Comencemos por aclarar que no es necesario expiar culpa alguna: Elisa Vegas (sí, en plural) y Horacio Blanco, protagonizaron ayer un espectáculo de extraordinarias reminiscencias. Sencillo, pusieron al aire libre lo que queda del espíritu de los ochenta del siglo pasado, la década en la que hicimos feroz resistencia a la verdad de un país que ya no podía aceptar que la renta petrolera era insuficiente y no todos teníamos ocasión de capturarla.
Después de veintitantos años sin pisar el Teatro Teresa Carreño (¿será ahí que vimos a Sabina y al petrificado Serrat la última vez?), asistimos sin complejo alguno por un generoso obsequio de la entrada. Quisieron sorprendernos los muchachos y lo hicieron, de modo que ella y yo fuimos al espectáculo denominado “Sinfonía Desordenada” que, inevitable, nos lleva prematuramente a apostar por tres reflexiones.
La una, no todos podemos pagar unas entradas para un evento como el de ayer, por lo que no serán muchos los casos como el nuestro: acudimos gracias a una sorpresiva y generosa donación de los hijos que viven muy apretados fuera del país. De modo que, si bien es cierto que no se hizo notable un despliegue de guardespaldas, por ejemplo, no menos cierto lo es que una buena parte o la mayoría de los asistentes está enchufada o tiene generosos vínculos con los enchufados: quizá los demás piense así de nosotros.
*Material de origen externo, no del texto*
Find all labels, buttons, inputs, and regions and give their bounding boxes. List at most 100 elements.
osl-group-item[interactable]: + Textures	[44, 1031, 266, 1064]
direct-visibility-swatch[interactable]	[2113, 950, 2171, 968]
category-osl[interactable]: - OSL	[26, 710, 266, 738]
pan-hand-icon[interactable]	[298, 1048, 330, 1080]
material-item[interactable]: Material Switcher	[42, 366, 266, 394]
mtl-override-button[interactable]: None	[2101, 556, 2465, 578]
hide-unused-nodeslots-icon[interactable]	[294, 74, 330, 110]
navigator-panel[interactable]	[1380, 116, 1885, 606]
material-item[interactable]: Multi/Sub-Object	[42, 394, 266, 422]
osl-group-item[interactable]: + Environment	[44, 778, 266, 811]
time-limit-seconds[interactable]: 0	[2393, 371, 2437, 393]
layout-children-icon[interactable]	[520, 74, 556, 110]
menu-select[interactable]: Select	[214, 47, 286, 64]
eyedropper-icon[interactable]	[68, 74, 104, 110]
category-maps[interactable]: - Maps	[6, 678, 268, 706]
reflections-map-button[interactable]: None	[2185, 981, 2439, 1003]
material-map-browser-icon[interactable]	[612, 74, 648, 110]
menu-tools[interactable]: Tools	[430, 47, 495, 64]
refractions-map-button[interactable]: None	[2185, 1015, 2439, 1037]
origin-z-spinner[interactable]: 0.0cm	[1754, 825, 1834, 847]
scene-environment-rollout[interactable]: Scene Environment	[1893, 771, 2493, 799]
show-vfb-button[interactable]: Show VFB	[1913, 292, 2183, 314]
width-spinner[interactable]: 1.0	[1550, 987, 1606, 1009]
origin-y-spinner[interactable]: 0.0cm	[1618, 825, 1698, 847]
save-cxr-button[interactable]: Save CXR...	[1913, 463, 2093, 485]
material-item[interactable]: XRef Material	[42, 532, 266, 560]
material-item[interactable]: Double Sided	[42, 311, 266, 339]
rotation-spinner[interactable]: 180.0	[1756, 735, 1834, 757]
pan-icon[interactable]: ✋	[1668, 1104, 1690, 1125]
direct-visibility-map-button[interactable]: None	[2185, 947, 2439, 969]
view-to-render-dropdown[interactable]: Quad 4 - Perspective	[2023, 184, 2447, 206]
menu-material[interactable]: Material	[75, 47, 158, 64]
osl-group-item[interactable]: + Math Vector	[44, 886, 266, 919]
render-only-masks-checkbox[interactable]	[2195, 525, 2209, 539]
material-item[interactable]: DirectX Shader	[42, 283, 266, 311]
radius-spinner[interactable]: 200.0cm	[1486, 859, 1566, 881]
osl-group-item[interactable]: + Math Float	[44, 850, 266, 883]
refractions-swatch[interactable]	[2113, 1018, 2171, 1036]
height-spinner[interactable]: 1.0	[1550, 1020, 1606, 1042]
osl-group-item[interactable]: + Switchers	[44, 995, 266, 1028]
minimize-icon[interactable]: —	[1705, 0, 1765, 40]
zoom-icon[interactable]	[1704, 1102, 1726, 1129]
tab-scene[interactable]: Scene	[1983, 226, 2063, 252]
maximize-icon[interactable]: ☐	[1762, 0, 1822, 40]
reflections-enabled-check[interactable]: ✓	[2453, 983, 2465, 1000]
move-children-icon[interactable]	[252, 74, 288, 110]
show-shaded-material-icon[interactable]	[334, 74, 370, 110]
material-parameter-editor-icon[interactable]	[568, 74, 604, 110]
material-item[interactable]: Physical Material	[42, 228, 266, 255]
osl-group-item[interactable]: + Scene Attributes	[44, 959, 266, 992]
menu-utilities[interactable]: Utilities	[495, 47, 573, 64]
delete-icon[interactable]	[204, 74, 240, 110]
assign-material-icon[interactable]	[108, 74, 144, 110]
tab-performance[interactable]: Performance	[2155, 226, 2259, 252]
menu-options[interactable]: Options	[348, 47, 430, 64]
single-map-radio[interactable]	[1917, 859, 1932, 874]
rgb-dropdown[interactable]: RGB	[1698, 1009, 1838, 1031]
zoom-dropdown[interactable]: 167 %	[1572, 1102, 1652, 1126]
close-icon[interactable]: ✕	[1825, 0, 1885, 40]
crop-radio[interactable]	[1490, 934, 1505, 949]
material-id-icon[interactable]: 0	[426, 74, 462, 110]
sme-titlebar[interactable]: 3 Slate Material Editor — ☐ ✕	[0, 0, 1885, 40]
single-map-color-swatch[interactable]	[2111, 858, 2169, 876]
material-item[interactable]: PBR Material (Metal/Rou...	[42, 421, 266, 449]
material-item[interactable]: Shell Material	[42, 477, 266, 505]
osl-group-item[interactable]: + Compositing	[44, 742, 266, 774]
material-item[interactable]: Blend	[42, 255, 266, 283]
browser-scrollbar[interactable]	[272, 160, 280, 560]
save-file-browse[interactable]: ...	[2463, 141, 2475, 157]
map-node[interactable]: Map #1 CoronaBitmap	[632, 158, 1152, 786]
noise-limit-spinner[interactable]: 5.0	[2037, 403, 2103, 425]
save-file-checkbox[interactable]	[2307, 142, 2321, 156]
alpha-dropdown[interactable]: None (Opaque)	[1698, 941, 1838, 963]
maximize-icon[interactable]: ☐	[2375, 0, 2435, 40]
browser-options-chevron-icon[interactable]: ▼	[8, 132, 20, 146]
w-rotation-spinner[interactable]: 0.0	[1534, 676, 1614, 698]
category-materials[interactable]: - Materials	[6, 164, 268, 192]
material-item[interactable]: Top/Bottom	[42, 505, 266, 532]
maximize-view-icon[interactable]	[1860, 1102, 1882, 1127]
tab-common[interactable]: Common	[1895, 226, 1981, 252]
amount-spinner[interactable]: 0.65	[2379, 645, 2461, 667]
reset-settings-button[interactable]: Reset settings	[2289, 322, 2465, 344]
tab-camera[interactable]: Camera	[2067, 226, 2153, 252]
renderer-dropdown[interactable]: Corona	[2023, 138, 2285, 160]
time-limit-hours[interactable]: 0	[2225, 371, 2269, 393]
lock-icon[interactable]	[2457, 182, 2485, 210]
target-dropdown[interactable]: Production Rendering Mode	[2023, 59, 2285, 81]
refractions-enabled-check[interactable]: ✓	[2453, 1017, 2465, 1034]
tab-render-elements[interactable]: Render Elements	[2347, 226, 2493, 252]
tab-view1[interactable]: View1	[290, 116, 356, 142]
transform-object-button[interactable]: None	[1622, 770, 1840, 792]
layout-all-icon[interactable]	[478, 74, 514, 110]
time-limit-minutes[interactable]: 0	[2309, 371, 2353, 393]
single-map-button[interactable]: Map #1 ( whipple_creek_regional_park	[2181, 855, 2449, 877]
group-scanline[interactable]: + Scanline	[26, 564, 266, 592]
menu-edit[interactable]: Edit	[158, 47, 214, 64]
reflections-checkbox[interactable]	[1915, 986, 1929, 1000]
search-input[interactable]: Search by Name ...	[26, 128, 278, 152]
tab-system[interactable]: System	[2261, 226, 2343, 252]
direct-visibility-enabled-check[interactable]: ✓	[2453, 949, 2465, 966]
Lo otro, hay un mérito gigantesco de los arreglistas para versionar sinfónicamente el ska, antes insospechado, con una conducción muy buena de Elisa (por cierto, no lo sabía, hija de Federico Pacanins) y una interpretación equivalente de Horacio, dominando magistralmente la escena (posteriormente vimos subir a Danel Sarmiento al escenario con su hija, ¿dejó la batería de Desorden Público?). No es fácil la fusión para llegar a un género novedoso y con suficiente identidad, así como tuvimos que esperar por Yes, Camel o Pink Floyd para saber del rock sinfónico, como no l entendió en su momento Deep Prple y su catastrófico concierto para banda y orquesta del año de la nana.
Luego, dijo legitimarse el concierto de ska para orquesta (así lo entendemos), en tres actos que concluyeron en un llamado a la reconciliación: la crítica fue ácida y el corolario era obligado, pero absolutamente nadie gritó nada contra el régimen, acaso, la conclusión terapéuticamente obligada de tanto desahogo y nostalgia. Pero, ¿cómo?, ¿en el Teresa Carreño, tribuna por excelencia de la pompa del PSUV?, ¿el silencio fue un pacto tácito de la audiencia que autoriza a Horacio a dejar solamente el testimonio?, ¿es parte de la campaña de la normalización ansiada por el régimen que ya anuncia la importación de otros grandes artistas?, ¿o para qué fastidiarnos la vida si solo fue un espectáculo?